L’allenatore della CCB Academy Catanzaro alla vigilia della sfida contro i rossoblù al PalaPirossigeno: “Squadra giovane ma piena di entusiasmo. Proveremo a togliere ossigeno ai Lupi, ma so che affronteremo la formazione più completa del campionato”. Appuntamento oggi alle 17
Si avvicina il fischio d’inizio del match tra Pirossigeno Cosenza Basket e CCB Academy Catanzaro, in programma oggi alle 17 al PalaPirossigeno. Nell’attesa, abbiamo incontrato Antonio Ceroni, coach della formazione catanzarese, per farci raccontare le caratteristiche della sua squadra e le aspettative verso una delle sfide più attese del girone.
La CCB arriva dall’importante vittoria contro il Belvedere, primo successo in DR1, ma soprattutto porta con sé un’identità precisa: tanti giovani, entusiasmo da vendere e la consapevolezza di dover crescere partita dopo partita. Il coach giallorosso ci racconta come sta affrontando un cammino complesso, tra campionati giovanili e l’esigenza di far maturare i suoi ragazzi sul campo. Dalle parole del tecnico emerge il ritratto di una squadra conscia dei propri limiti, ma anche delle proprie armi: difesa, ritmo e voglia di sorprendere.
E sul match di oggi, Ceroni non nasconde il rispetto per i Lupi di coach Manu Gallo, lanciando una sfida: “Proveremo a togliere loro un po’ di ossigeno”.

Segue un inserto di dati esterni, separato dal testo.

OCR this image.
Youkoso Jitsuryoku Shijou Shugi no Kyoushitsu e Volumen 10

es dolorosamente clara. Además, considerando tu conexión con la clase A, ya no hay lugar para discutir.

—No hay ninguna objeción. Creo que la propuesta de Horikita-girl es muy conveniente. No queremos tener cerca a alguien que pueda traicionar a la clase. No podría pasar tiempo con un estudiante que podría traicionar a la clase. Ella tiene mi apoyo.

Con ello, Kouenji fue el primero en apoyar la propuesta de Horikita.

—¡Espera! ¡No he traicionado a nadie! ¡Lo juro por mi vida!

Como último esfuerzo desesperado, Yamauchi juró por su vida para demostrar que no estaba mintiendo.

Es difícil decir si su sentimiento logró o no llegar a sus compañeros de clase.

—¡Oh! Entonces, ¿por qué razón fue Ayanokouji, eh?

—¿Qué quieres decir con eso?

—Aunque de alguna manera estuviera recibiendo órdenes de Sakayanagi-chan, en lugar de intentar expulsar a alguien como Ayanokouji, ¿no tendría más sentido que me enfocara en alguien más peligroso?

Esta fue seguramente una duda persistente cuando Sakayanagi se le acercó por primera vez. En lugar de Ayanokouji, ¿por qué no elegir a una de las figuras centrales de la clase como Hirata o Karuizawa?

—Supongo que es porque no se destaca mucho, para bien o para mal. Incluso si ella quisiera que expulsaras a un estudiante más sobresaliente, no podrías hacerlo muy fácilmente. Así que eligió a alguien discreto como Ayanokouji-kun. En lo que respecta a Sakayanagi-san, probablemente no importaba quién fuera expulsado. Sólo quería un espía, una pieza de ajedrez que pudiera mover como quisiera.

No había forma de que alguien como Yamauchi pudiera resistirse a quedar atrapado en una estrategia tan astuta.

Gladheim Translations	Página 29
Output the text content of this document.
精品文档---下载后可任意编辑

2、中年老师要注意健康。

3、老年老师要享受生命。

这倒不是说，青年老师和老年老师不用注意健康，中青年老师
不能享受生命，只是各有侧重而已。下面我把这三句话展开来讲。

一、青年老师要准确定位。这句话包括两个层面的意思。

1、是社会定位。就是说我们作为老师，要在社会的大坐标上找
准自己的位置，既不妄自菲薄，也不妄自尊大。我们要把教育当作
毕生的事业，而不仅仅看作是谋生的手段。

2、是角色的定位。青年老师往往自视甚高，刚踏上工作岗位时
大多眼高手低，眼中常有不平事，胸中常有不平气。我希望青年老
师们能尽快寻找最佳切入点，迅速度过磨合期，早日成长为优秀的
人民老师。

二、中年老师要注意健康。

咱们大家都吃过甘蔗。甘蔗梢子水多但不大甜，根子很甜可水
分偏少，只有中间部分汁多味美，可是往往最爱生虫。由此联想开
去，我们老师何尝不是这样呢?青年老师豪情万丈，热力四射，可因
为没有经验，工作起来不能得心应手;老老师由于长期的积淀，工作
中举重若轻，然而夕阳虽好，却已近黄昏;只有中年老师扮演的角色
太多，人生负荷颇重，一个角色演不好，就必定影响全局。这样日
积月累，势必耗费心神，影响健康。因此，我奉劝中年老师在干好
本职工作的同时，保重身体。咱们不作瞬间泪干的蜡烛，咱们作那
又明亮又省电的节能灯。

Dopo la prima vittoria stagionale contro il Belvedere, come è cambiato l’umore della squadra?
L’umore del gruppo è sempre stato piuttosto stabile, direi sereno. Questi ragazzi hanno un approccio equilibrato, anche dopo la sconfitta con Soverato, che era arrivata in maniera un po’ rovinosa. Va detto che non ci eravamo praticamente mai allenati prima dell’inizio del campionato e questo ha pesato. L’80% del mio gruppo gioca anche nell’Under 19 d’Eccellenza con l’Academy, quindi è complicato trovare continuità e spazi per lavorare insieme. Già nella gara precedente avevamo visto qualche segnale di crescita, ma credo – e spero – che la vittoria di Belvedere possa aver dato ai ragazzi quello slancio necessario per affrontare le prossime partite con maggiore convinzione e ordine.
La CCB è composta da molti giovani. Come gestite il bilanciamento tra l’entusiasmo dei ragazzi e l’esperienza degli elementi più “anziani”?
In realtà di veri “senior” non ne abbiamo. L’unico è Andrea Rosso, che comunque è un 2004… quindi giovanissimo anche lui! La squadra è formata quasi interamente da ragazzi del 2008, con un paio di 2006 e un 2007. Da questo punto di vista c’è sempre tanta freschezza, entusiasmo, corsa e voglia di fare. È il bello delle squadre giovani.
Certo, esiste anche il rovescio della medaglia: un po’ di egoismo, qualche individualismo di troppo, ma è normale a questa età. Stanno crescendo e col tempo impareranno a giocare più di squadra. Anche perché, allenandoci poco insieme, saranno proprio le partite a diventare per noi il vero allenamento.
In questi primi turni si è vista una CCB in crescita. Su cosa state lavorando maggiormente per consolidare la vostra identità di gioco?
Stiamo puntando molto sulla fase difensiva. Deve essere per forza il nostro punto di forza, anche perché siamo una squadra leggera e non particolarmente dotata fisicamente. Solo attraverso l’intensità e la compattezza difensiva possiamo provare a competere con formazioni più strutturate, come quella che affronteremo sabato. È chiaro che al momento non siamo ancora al loro livello, ma la difesa può aiutarci a restare in partita.
Capitolo Pirossigeno Cosenza: cosa temete di più e dove pensate di poterli mettere in difficoltà?
Non ho avuto modo di vederli giocare dal vivo, ma conosco diversi dei loro giocatori, molti dei quali hanno grande esperienza. È una squadra costruita molto bene, tecnicamente solida e fisicamente attrezzata. Per me, la Pirossigeno è la squadra più forte del campionato, insieme a un paio d’altre realtà, ma probabilmente la più completa per organizzazione, roster e staff tecnico. Noi proveremo a giocarcela sull’intensità, cercando di mantenere un ritmo alto per togliergli un po’ di “ossigeno”. Sappiamo che sarà difficilissimo, ma nello sport si parte sempre da 0-0: e questo significa che ogni partita ha la sua storia. L’obiettivo è fare una prestazione dignitosa, dare tutto e mostrare i progressi del gruppo. E poi, per me personalmente, sarà anche una bella occasione per salutare tanti amici dall’altra parte del campo.